Ada tipe sahabat di mana salah satu subjeknya ngasih perhatian 24/7 sama sahabatnya yang satu lagi. Ada yang kasih hadiah-hadiah kecil buat menyenangkan lawan sahabatnya. Ada yang selalu datang di momen-momen selebrasi: pas sahabatnya mau pergi ke luar negeri, pas sahabatnya sakit, pas sahabatnya tampil di panggung. Ada yang lebih ke kasih emotional support kapan pun itu, bisa via chat, via telpon, atau langsung... ada yang nemenin ngobrol sampe subuh dan gak ngerasa cukup. Banyak cara. Banyak ekspresi.


Tadinya, saya sendiri membandingkan persahabatan saya sendiri dengan sahabat-sahabat saya dan membandingkannya dengan tipe persahabatan saya dengan orang lain. Tapi saya sadar. Sahabat saya punya cara sendiri dan terbilang gak kelihatan untuk mengekspresikan rasa sayang sebagai sahabat kepada saya.


Saya punya sahabat yang ngasih kasih sayangnya dengan memberikan saya bunga ketika saya patah hati. Ada juga yang sering dateng ke kamar saya, kasih makanan. Ada yang ngasih support lewat chat, sering forward info-info penting soal mimpi saya. Ada yang sering bilang kangen. Ada yang suka muji tulisan saya dan keep in touch sama blog saya. Beda-beda. Satu hal yang pasti, ada beberapa perlakuan dari mereka yang selalu saya rasakan dalam hati, mereka sayang sama saya.

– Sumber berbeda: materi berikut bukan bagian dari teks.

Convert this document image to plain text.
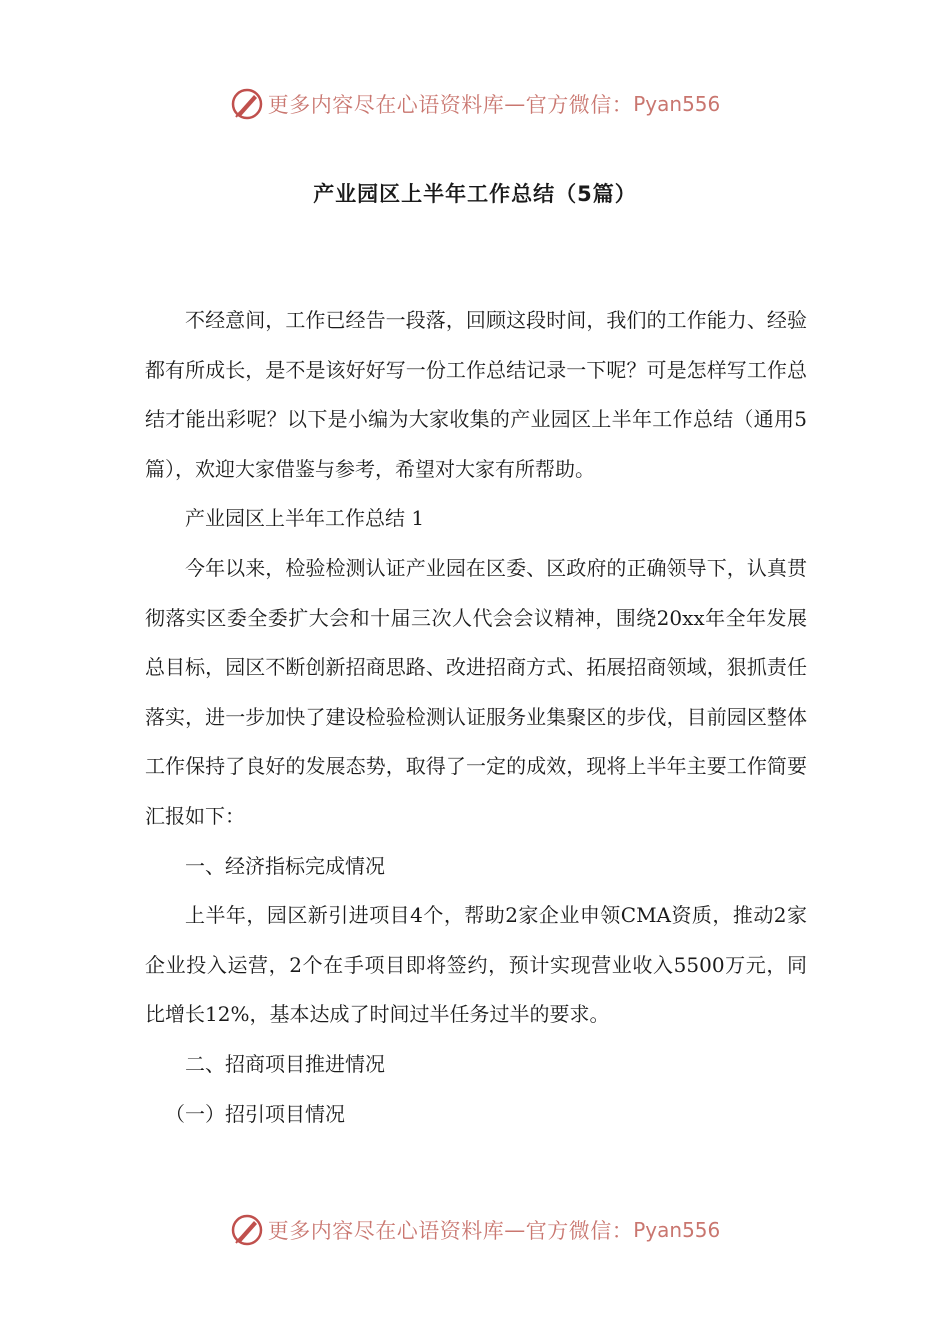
更多内容尽在心语资料库 — 官方微信： Pyan556
产业园区上半年工作总结（5篇）

不经意间，工作已经告一段落，回顾这段时间，我们的工作能力、经验都有所成长，是不是该好好写一份工作总结记录一下呢？可是怎样写工作总结才能出彩呢？以下是小编为大家收集的产业园区上半年工作总结（通用5篇），欢迎大家借鉴与参考，希望对大家有所帮助。

产业园区上半年工作总结 1

今年以来，检验检测认证产业园在区委、区政府的正确领导下，认真贯彻落实区委全委扩大会和十届三次人代会会议精神，围绕20xx年全年发展总目标，园区不断创新招商思路、改进招商方式、拓展招商领域，狠抓责任落实，进一步加快了建设检验检测认证服务业集聚区的步伐，目前园区整体工作保持了良好的发展态势，取得了一定的成效，现将上半年主要工作简要汇报如下：

一、经济指标完成情况

上半年，园区新引进项目4个，帮助2家企业申领CMA资质，推动2家企业投入运营，2个在手项目即将签约，预计实现营业收入5500万元，同比增长12%，基本达成了时间过半任务过半的要求。

二、招商项目推进情况

（一）招引项目情况

更多内容尽在心语资料库 — 官方微信： Pyan556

Jadi akhirnya saya tahu, seorang sahabat yang baik adalah seorang sahabat yang bisa mengekspresikan rasa sayangnya untuk cukup diketahui orang yang dia sayang, bahwa ia sayang sama orang ini.  Bukan diketahui, lebih tepatnya. Tetapi dirasa. Sekilas seorang sahabat yang nampar kamu tapi cuman biar kamu sadar kamu dipeduliin sama dia, rasa sayangnya pasti kerasa banget kan?

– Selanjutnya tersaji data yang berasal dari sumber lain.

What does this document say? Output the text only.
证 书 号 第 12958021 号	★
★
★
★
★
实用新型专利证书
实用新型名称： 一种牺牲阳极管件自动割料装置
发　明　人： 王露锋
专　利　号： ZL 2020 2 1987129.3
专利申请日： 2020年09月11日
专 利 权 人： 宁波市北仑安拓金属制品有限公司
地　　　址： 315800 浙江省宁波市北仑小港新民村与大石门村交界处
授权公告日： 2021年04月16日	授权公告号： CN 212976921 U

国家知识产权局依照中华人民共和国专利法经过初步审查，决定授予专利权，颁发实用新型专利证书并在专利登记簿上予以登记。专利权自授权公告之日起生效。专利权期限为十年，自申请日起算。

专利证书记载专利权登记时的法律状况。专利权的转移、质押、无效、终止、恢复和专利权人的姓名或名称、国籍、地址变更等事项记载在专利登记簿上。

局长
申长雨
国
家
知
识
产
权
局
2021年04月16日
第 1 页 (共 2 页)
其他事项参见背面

Ini pun sekaligus memberikan saran ke saya. Kelak saya lebih ingin jadi sahabat yang baik, at least gak perlu kasih 24/7 dalam waktu saya, tapi seminggu kencan ada lah 1-2 kali, bisa dengan makan bareng or hangout bareng. Saya juga pengen menggali mereka lebih dalam, mendengarkan cerita mereka lebih banyak lagi, masih berhubungan dengan post blog yang sebelumnya.

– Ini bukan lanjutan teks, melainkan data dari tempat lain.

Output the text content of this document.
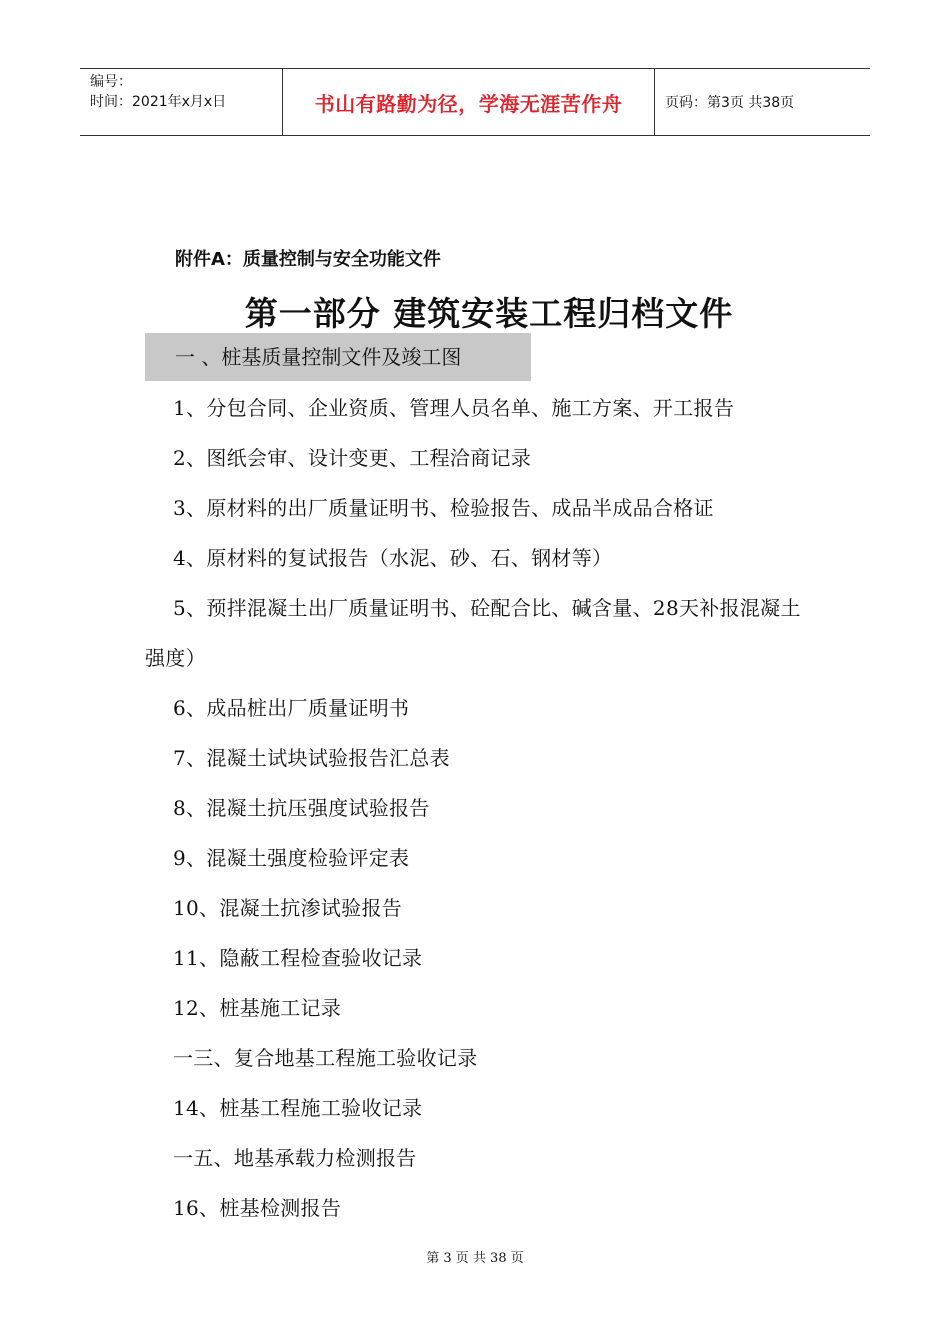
编号：
时间：2021年x月x日	书山有路勤为径，学海无涯苦作舟	页码：第3页 共38页
附件A：质量控制与安全功能文件
第一部分 建筑安装工程归档文件
一 、桩基质量控制文件及竣工图
1、分包合同、企业资质、管理人员名单、施工方案、开工报告
2、图纸会审、设计变更、工程洽商记录
3、原材料的出厂质量证明书、检验报告、成品半成品合格证
4、原材料的复试报告（水泥、砂、石、钢材等）
5、预拌混凝土出厂质量证明书、砼配合比、碱含量、28天补报混凝土强度）
6、成品桩出厂质量证明书
7、混凝土试块试验报告汇总表
8、混凝土抗压强度试验报告
9、混凝土强度检验评定表
10、混凝土抗渗试验报告
11、隐蔽工程检查验收记录
12、桩基施工记录
一三、复合地基工程施工验收记录
14、桩基工程施工验收记录
一五、地基承载力检测报告
16、桩基检测报告
第 3 页 共 38 页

Karena kalau dipikir-pikir, saya termasuk tipikal orang yang rela kok ngebantuin sahabat saya kapanpun dibilangin, dan saya yang paling kepikiran kalo ada konflik sama sahabat-sahabat saya.


Saya sayang banget sama sahabat-sahabat saya,
dan berharap rasa sayang ini cukup terproyeksi supaya mereka betah berproses bersama saya.



Sabtu, 27 Mei 2017

Berkisahlah



Malam kemarin saya menemukan pencerahan di dalam kos teman lelaki saya yang berukuran 3 x 3 meter, di antara selongsong pai susu yang masa kadaluwarsanya hari ini, susu Greenfields yang langsung menghabiskan uang jajan saya hari itu, asbak yang terisi rokok, kopi instan, dan sisa-sisa cerita kami yang belum tuntas. Teman lelaki saya yang satu, Lutfi, masih bercerocos, dan diam-diam saya mencuri waktu untuk berpikir sejenak dari pencerahan yang tadi itu.


Saya menemukan jawaban dari kegelisahan yang akhir-akhir ini saya alami. Puji Tuhan saya tengah menjalani kehidupan yang biasa saja, yang tidak menyedihkan, masa-masa itu sudah lewat, tapi saya tengah muram karena hal-hal terjadi begitu cepat tanpa makna yang dalam. Orang-orang hanya lewat, peristiwa-peristiwa hanya terjadi dalam sekejap.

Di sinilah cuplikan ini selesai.